III. The Meaning of Death
Mother Teresa died the same week as Princess Diana. People paid attention to her death, but not in the same way. Somehow her death did not shock. Her death seemed to be the logical conclusion of a life given away to the poorest of the poor. The death of Princess Diana, however, had a particular tragedy because her life did not seem finished. She was young and beautiful, but she had not yet found happiness. She did not die for any cause. Her death did not accomplish anything. It was a tragic death in its unnecessary meaninglessness. Her car ran into a pillar while speeding furiously to escape some photographers.
The world showed respect and courtesy when Princess Diana died. The world loved her. Yet, the world had not always loved her. The world is a rather fickle bunch. The same world had also criticized her. The crowd is always a most unreliable lover.

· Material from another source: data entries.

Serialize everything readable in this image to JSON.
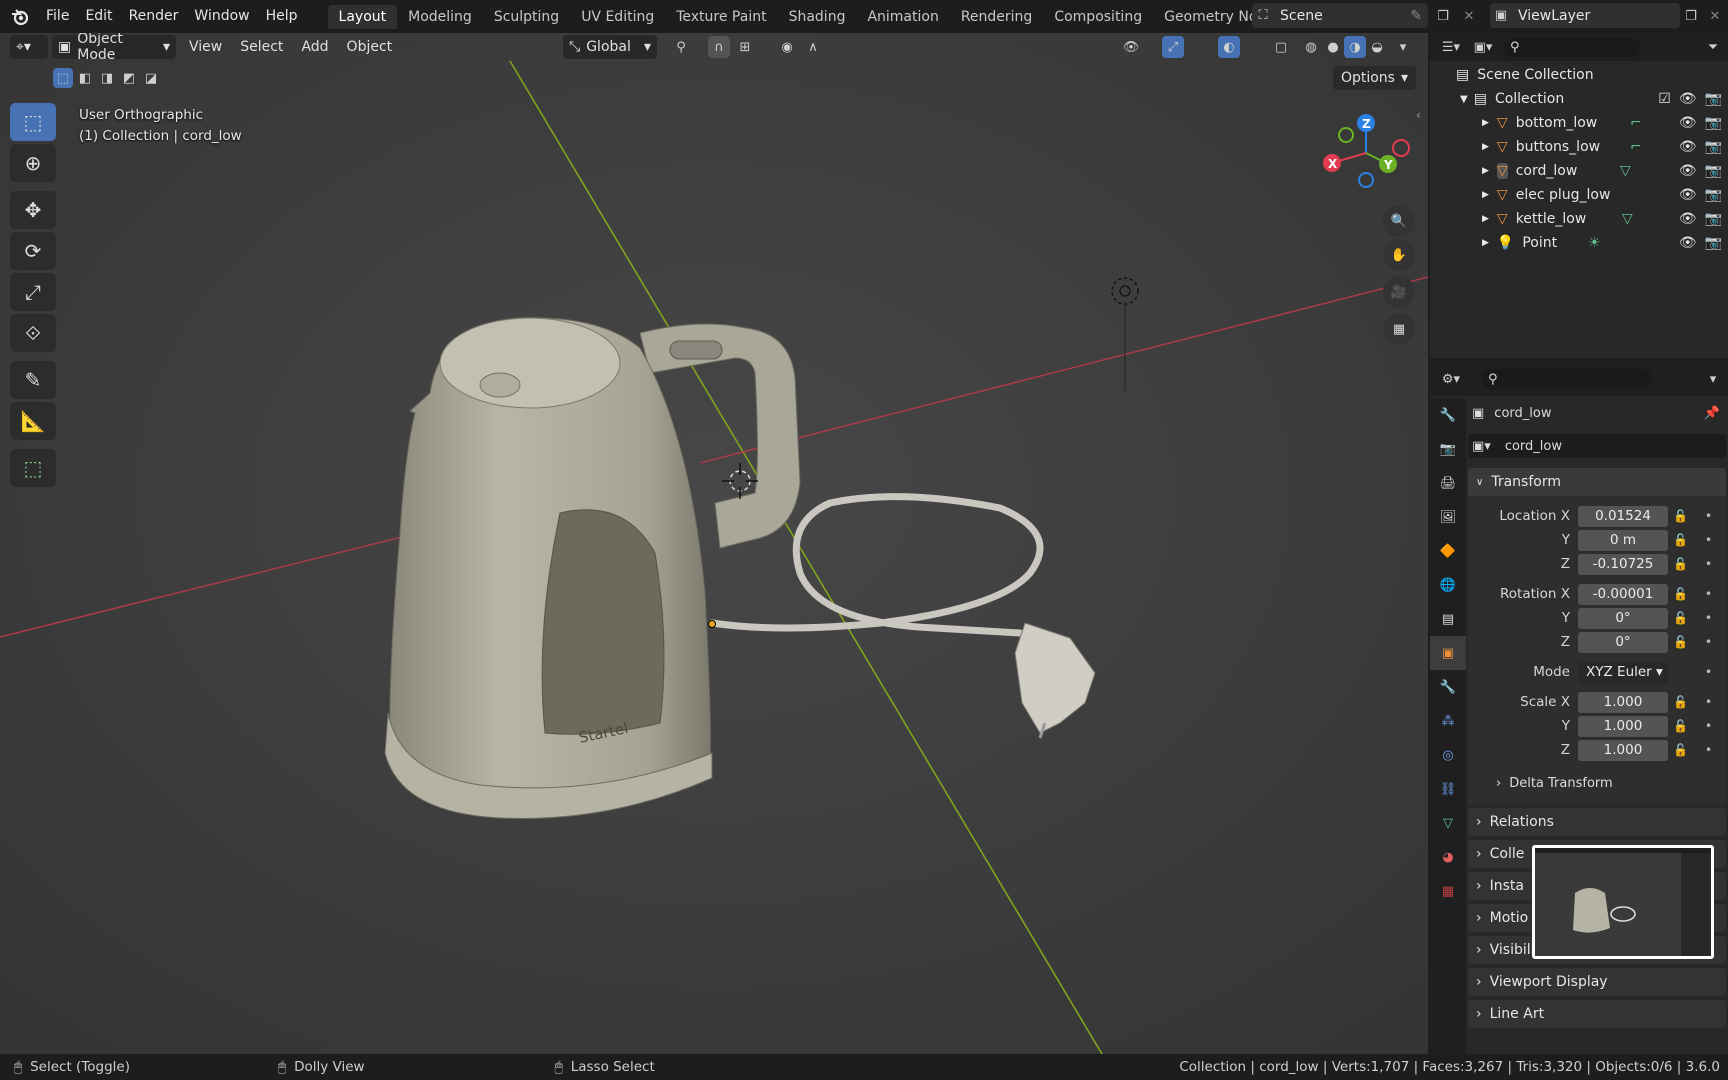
{
  "menu": [
    "File",
    "Edit",
    "Render",
    "Window",
    "Help"
  ],
  "workspaces": [
    "Layout",
    "Modeling",
    "Sculpting",
    "UV Editing",
    "Texture Paint",
    "Shading",
    "Animation",
    "Rendering",
    "Compositing",
    "Geometry Nodes"
  ],
  "scene": "Scene",
  "view_layer": "ViewLayer",
  "viewport": {
    "mode": "Object Mode",
    "menus": [
      "View",
      "Select",
      "Add",
      "Object"
    ],
    "orientation": "Global",
    "options": "Options",
    "view_name": "User Orthographic",
    "context": "(1) Collection | cord_low",
    "model_text": "Startel",
    "gizmo": {
      "x": "X",
      "y": "Y",
      "z": "Z"
    }
  },
  "outliner": {
    "root": "Scene Collection",
    "collection": "Collection",
    "items": [
      "bottom_low",
      "buttons_low",
      "cord_low",
      "elec plug_low",
      "kettle_low",
      "Point"
    ]
  },
  "properties": {
    "object_name": "cord_low",
    "data_name": "cord_low",
    "transform_label": "Transform",
    "location_x_label": "Location X",
    "location_x": "0.01524",
    "location_y": "0 m",
    "location_z": "-0.10725",
    "rotation_x_label": "Rotation X",
    "rotation_x": "-0.00001",
    "rotation_y": "0°",
    "rotation_z": "0°",
    "mode_label": "Mode",
    "mode_value": "XYZ Euler",
    "scale_x_label": "Scale X",
    "scale_x": "1.000",
    "scale_y": "1.000",
    "scale_z": "1.000",
    "y_label": "Y",
    "z_label": "Z",
    "delta_transform": "Delta Transform",
    "panels": [
      "Relations",
      "Colle",
      "Insta",
      "Motio",
      "Visibility",
      "Viewport Display",
      "Line Art"
    ]
  },
  "status": {
    "select": "Select (Toggle)",
    "dolly": "Dolly View",
    "lasso": "Lasso Select",
    "stats": "Collection | cord_low | Verts:1,707 | Faces:3,267 | Tris:3,320 | Objects:0/6 | 3.6.0"
  }
}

When Jesus came, the crowd that loved to see Him perform a miracle also hated to hear Him point out their failings. The same crowd that could hail him as the Great King on one Friday could demand his execution the next Friday. Jesus died a tragic death at the hands of the ones he came to love. But He did not die a meaningless death. When God left the palace to love people, He literally loved us to death — His death.
Something deep in the human spirit calls out for the kind of visit God made when he entered this world in Bethlehem. Something deep within us longs to be picked out of the crowd the way Jesus touched people and changed their lives. Part of the mystique of Princess Diana lay in her ability to make people feel special by choosing to talk with them or be in their company, accepting them for what they are. God places episodes like the brief life of Princess Diana in the world as parables or stories that point us back to a deep truth and longing we have.

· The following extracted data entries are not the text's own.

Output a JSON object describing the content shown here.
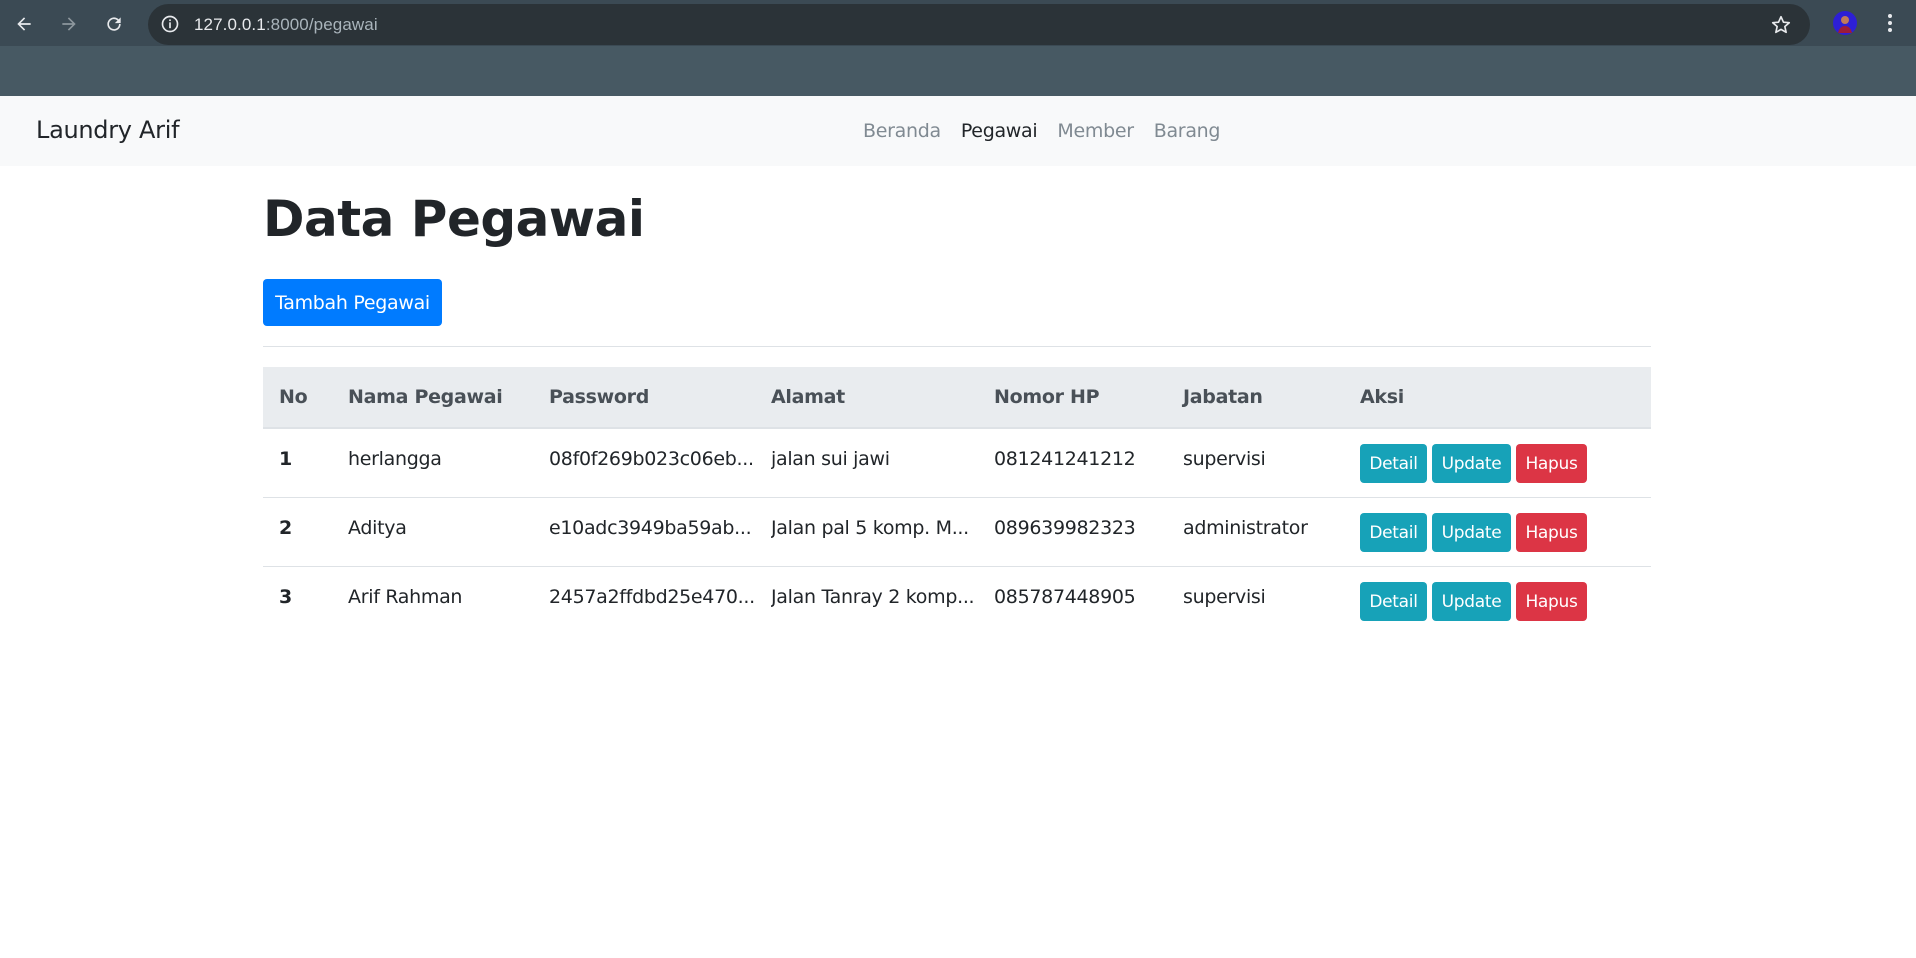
{
  "browser": {
    "url_host": "127.0.0.1",
    "url_rest": ":8000/pegawai"
  },
  "navbar": {
    "brand": "Laundry Arif",
    "links": [
      {
        "label": "Beranda",
        "active": false
      },
      {
        "label": "Pegawai",
        "active": true
      },
      {
        "label": "Member",
        "active": false
      },
      {
        "label": "Barang",
        "active": false
      }
    ]
  },
  "page": {
    "title": "Data Pegawai",
    "add_button": "Tambah Pegawai"
  },
  "table": {
    "headers": [
      "No",
      "Nama Pegawai",
      "Password",
      "Alamat",
      "Nomor HP",
      "Jabatan",
      "Aksi"
    ],
    "rows": [
      {
        "no": "1",
        "nama": "herlangga",
        "password": "08f0f269b023c06eb...",
        "alamat": "jalan sui jawi",
        "hp": "081241241212",
        "jabatan": "supervisi"
      },
      {
        "no": "2",
        "nama": "Aditya",
        "password": "e10adc3949ba59ab...",
        "alamat": "Jalan pal 5 komp. M...",
        "hp": "089639982323",
        "jabatan": "administrator"
      },
      {
        "no": "3",
        "nama": "Arif Rahman",
        "password": "2457a2ffdbd25e470...",
        "alamat": "Jalan Tanray 2 komp...",
        "hp": "085787448905",
        "jabatan": "supervisi"
      }
    ],
    "actions": {
      "detail": "Detail",
      "update": "Update",
      "hapus": "Hapus"
    }
  }
}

Jesus Christ came into the world not only to experience what it means to be human. He came into the world to pick us out of the gutter and to take us back with him to live in the palace. He came to touch us and make us somebody by accepting us the way we are. Like Prince Edward in Mark Twain’s classic The Prince and the Pauper, he came to trade places with us. He took our death to the cross and he gives His life to those who will embrace his love.
[This sermon was delivered in three different kinds of church settings within three weeks of the funeral of Diana, Princess of Wales. The settings included the First Baptist Church of Alamo, Tennessee in a rural county seat town made up largely of middle class community leaders; Northbrook Community Church, a seeker church made up primarily of Baby Busters; and Brooks Baptist Church, a small church on the fringe of a major metropolitan area made up primarily of blue collar workers.
While the sermon is a doctrinal sermon which explains some of the significance of the incarnation, it has an evangelistic purpose. The basic outline and sub-points were the same in each setting, though the style of delivery varied between the churches. In the seeker church, the worship leader used a secular song entitled “What if God was One of Us” to set up the message. At the end of the first point, he showed a video clip from the funeral of the Princess of Wales with Elton John singing “Good-bye England’s Rose.” Between the second and third points, a soloist sang the song “Welcome to Our World” by Chris Rice.]